Melihat kehidupan yang lain membuat narasi ‘overpopulated’ yang datang dari Barat itu seperti mengada-ngada. Di tahun 2022 ini, Peserikatan Bangsa-Bangsa (PBB) memproyeksikan ada 8 milyar manusia di bumi dan akan terus tumbuh. Jika populasi terus bertambah, manusia tidak akan punya tempat tinggal, tidak bisa makan, tidak bisa mendapatkan fasilitas kesehatan dan lain-lain sebagainya. Karena kapasitas makanan, kapasitas lahan, penyedia jasa kesehatan tidak bisa mengikuti pertumbuhan penduduk. Disinilah cara pandang yang menurut saya harus dipertanyakan. Narasi yang mengada-ngada itu berangkat dari fundamental cacat yang menanggap bahwa hanya kapitalisme yang bisa memberikan kehidupan kepada manusia sebagai objek perekonomian. Hanya kapitalisme yang bisa memberikan kehidupan layak yang ideal bagi manusia yang beradab. Yang hidupnya tidak sesuai dengan standard modernitas dianggap tidak beradab dan liar (savages). Pantas saja dunia itu terasa sempit bagi mereka, karena orang-orang yang “tidak beradab” ini pertumbuhan populasinya terus tumbuh tidak terkendali dan merusak tatanan kehidupan yang dicita-citakan kelompoknya.
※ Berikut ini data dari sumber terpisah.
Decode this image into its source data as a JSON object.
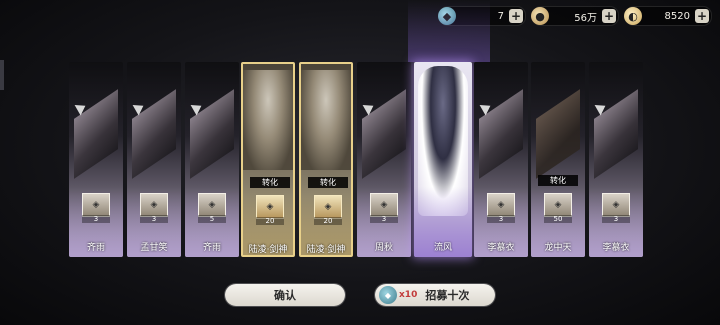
{
  "resources": [
    {
      "icon": "token-icon",
      "value": "7"
    },
    {
      "icon": "coin-icon",
      "value": "56万"
    },
    {
      "icon": "jade-icon",
      "value": "8520"
    }
  ],
  "cards": [
    {
      "name": "齐雨",
      "count": "3",
      "tag": "",
      "style": "normal"
    },
    {
      "name": "孟甘笑",
      "count": "3",
      "tag": "",
      "style": "normal"
    },
    {
      "name": "齐雨",
      "count": "5",
      "tag": "",
      "style": "normal"
    },
    {
      "name": "陆凌·剑神",
      "count": "20",
      "tag": "转化",
      "style": "gold"
    },
    {
      "name": "陆凌·剑神",
      "count": "20",
      "tag": "转化",
      "style": "gold"
    },
    {
      "name": "周秋",
      "count": "3",
      "tag": "",
      "style": "normal"
    },
    {
      "name": "流风",
      "count": "",
      "tag": "",
      "style": "featured"
    },
    {
      "name": "李慕衣",
      "count": "3",
      "tag": "",
      "style": "normal"
    },
    {
      "name": "龙中天",
      "count": "50",
      "tag": "转化",
      "style": "normal"
    },
    {
      "name": "李慕衣",
      "count": "3",
      "tag": "",
      "style": "normal"
    }
  ],
  "buttons": {
    "confirm": "确认",
    "recruit": "招募十次",
    "recruit_multiplier": "x10"
  },
  "colors": {
    "gold_border": "#e8d08a",
    "featured_glow": "#be96ff",
    "button_bg": "#f5f3ee",
    "multiplier": "#c23b3b"
  }
}
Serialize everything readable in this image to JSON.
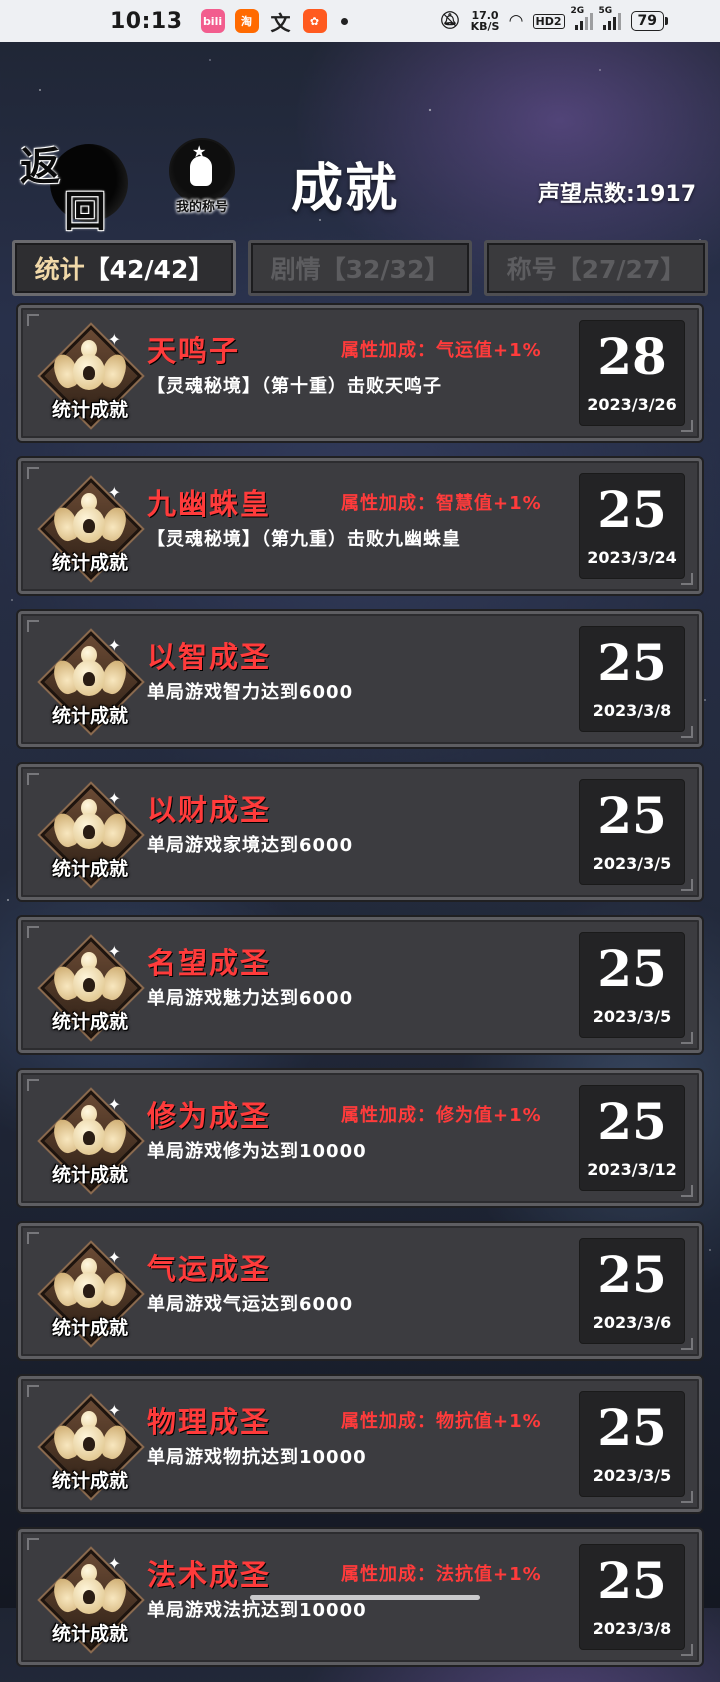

Padahal Tuhan sudah berjanji melalui berbagai firmannya bahwa Dia akan memenuhi segala kebutuhan hamba-hambaNya yang saleh dan bertawakal.

  • Dan barangsiapa yang bertawakal kepada Allah niscaya Allah akan mencukupkan (keperluan)nya”. [Ath-Thalaq/65 : 3]
  • “Tidak suatu binatangpun (termasuk manusia) yang bergerak di atas bumi ini yang tidak dijamin oleh Allah rezekinya.”(QS. Hud: 6).
  • jikalau mereka tetap berjalan lurus di atas jalan itu (agama Islam), benar-benar Kami akan memberi minum kepada mereka air yang segar (mereka diberikan rezeki yang banyak).( Q.S, Al-Jin : 16).

Jika dikatakan bumi tidak bisa menampung 8 milyar orang, mengapa masih banyak lahan di bumi yang kosong dan bisa ditinggali manusia? Bicara Indonesia saja, saya jalan-jalan ke Rokan Hilir, Rokan Hulu, Duri, Dumai, bahkan di kota Pekanbaru sekalipun, masih banyak ruang yang perlu dikembangkan. Kalau kacamata pembuat narasi hanya fokus pada kota besar seperti Jakarta, ya sudah pasti akan menjadi tantangan pengendalian populasi karena semesta berpikirnya lebih sempit.



Saat ini katanya ada 270 juta penduduk di Indonesia, dan bagi BKKBN, kita harus mengendalikan laju populasi penduduk. Narasi yang belakangan di bangun adalah soal pernikahan dini yang mengakibatkan banyak perceraian dan permasalahan sosial seperti gizi, pendidikan, dan lain-lain. Begitu repotnya sekelompok orang mengurusi urusan banyak orang lainnya. Padahal manusia bisa adalah mahluk yang organik yang dibekali fitrah dan akal yang sama dengan manusia lainnya. Life will find the way.


Bumi Allah begitu luas dan semua mahluk yang hadir di hamparannya, adalah ketentuanNya.